Sometimes he wins. Sometimes he doesn't. And sometimes he lands in a vexing middle ground, as with his latest film, an adaptation co-written with Holly Gent and Vince Palmo of the 2012 Maria Semple novel “Where'd You Go, Bernadette.”

Narrated by 15-year-old Bee Branch, Semple's epistolary comedy conveys its story of Bee; her brilliant, devoted ex-architect mother, Bernadette; and Microsoft visionary father, Elgin, by way of emails, FBI missives and other correspondence. Once in the architectural vanguard, now semi-disgraced (for reasons eventually revealed) and socially phobic in a quippy, nattering way, Bernadette has sub-contracted a good portion of her life to an unseen “virtual assistant” somewhere overseas.

The weight of that misjudgment eventually leads to the disappearance of the title. Bee pieces together the paper trail that leads her, and her father, to Bernadette's life-changing whereabouts.
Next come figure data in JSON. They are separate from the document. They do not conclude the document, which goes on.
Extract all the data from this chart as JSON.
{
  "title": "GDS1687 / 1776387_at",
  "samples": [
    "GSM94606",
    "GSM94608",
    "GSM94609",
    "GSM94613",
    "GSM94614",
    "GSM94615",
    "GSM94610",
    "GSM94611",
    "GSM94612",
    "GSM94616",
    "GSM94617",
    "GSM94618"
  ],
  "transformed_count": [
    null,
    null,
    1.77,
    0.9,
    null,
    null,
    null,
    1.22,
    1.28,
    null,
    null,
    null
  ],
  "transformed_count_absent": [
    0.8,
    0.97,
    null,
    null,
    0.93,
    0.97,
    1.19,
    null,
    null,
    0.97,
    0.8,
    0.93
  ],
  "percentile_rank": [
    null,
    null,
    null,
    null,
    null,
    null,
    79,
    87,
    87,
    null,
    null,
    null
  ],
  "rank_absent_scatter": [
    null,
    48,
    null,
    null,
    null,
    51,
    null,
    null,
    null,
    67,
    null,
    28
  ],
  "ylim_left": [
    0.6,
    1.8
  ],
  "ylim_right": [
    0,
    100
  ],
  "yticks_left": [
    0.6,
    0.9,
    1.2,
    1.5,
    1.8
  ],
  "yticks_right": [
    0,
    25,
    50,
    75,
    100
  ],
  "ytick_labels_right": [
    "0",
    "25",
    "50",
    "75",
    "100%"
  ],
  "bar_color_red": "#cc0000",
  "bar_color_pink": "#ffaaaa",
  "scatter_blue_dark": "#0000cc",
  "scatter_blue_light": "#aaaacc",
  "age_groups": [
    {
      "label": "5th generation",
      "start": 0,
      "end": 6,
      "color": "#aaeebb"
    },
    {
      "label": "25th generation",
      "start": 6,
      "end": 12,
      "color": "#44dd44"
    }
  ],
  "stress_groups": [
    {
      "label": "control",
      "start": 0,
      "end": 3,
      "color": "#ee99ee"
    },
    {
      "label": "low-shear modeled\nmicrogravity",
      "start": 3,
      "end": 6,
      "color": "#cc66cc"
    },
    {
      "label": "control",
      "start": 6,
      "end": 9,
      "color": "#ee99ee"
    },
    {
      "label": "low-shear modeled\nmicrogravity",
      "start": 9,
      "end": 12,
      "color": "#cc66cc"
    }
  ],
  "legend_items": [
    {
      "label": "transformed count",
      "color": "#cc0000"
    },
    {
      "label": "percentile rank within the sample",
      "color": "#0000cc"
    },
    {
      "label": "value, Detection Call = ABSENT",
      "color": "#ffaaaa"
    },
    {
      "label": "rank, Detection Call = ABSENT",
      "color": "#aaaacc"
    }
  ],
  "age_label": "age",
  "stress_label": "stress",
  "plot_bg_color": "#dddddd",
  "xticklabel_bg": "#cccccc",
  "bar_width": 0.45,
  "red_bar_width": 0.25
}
All of this is in the trailer, including a lot that happens in the final half hour of “Where'd You Go, Bernadette.” Judging from the final version, what drew Linklater to the book was its comic texture, just serious enough to matter, as well as Semple's investigation of creativity, parenting and what happens when one crowds out the other.

The movie feels a little off from the beginning. The dialogue works less effectively as dialogue, rather than dialogue quoted in various correspondence. It's arch without being especially witty.
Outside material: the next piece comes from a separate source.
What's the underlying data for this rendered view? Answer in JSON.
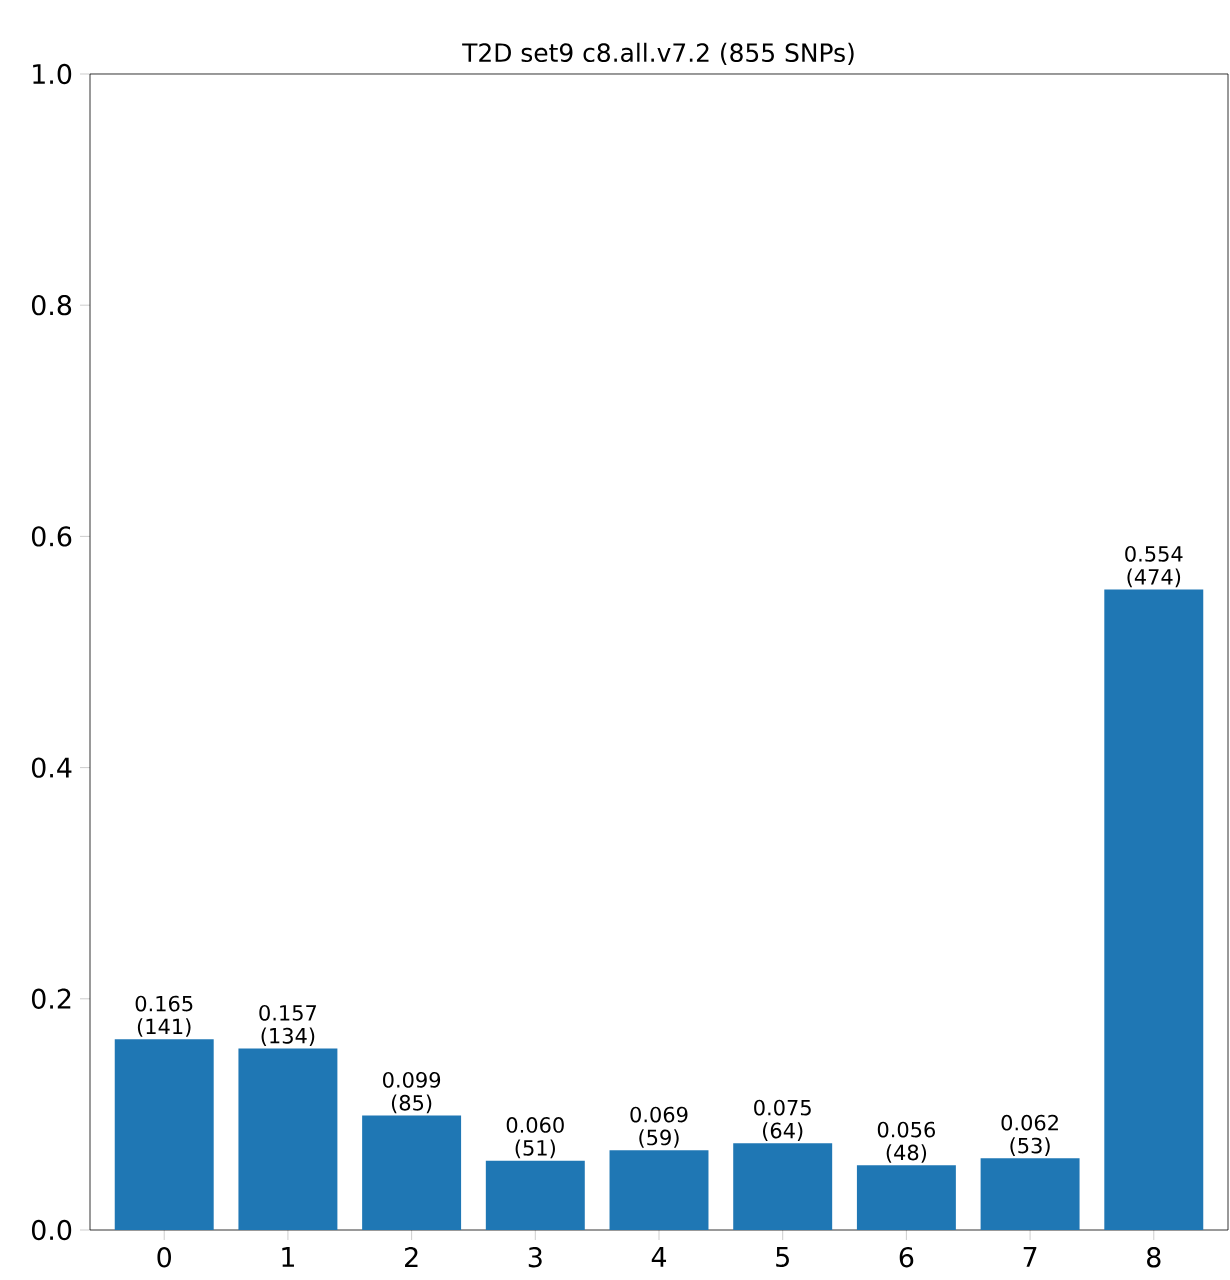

The primary mixed blessing in “Where'd You Go, Bernadette” turns out to be a first-rate actress. Cate Blanchett is a supreme technician, inarguably versatile and never less than compelling.

Yet her characterization of Bernadette feels a mite strenuous - stagy, in the wrong way, as opposed to film-y in the right, Linklater way.

Meantime the director goes at the social satire with a bludgeon, not a rapier, so that the insufferably progressive liberal smugness, embodied in the Seattle private school Bee attends, grows tiresome.

The broader comedy (a Bernadette-caused mudslide ruins a school fundraiser hosted by Kristen Wiig's snippy fellow school parent) comes off uncertainly as well.

It's a morose sort of screwball comedy with heart, and right there that's three elements going in related but separate directions.

The supporting cast provides some ballast, thanks to Billy Crudup's low-keyed Elgin; Laurence Fishburne as Bernadette's old mentor; and, among others, Troian Bellisario (“Pretty Little Liars”) as Becky, Bernadette's Antarctica confidante and life coach.

As Bee, the young actress Emma Nelson - daughter of Sheryl Nelson, who owns Elgin's Goddard School, and West Dundee Mayor Chris Nelson - makes a self-effacing, subtly impressive feature film debut.

The character's almost humanoid in her unflappability; Nelson, guided by Linklater, takes the “-oid” out of the equation, when and where she can.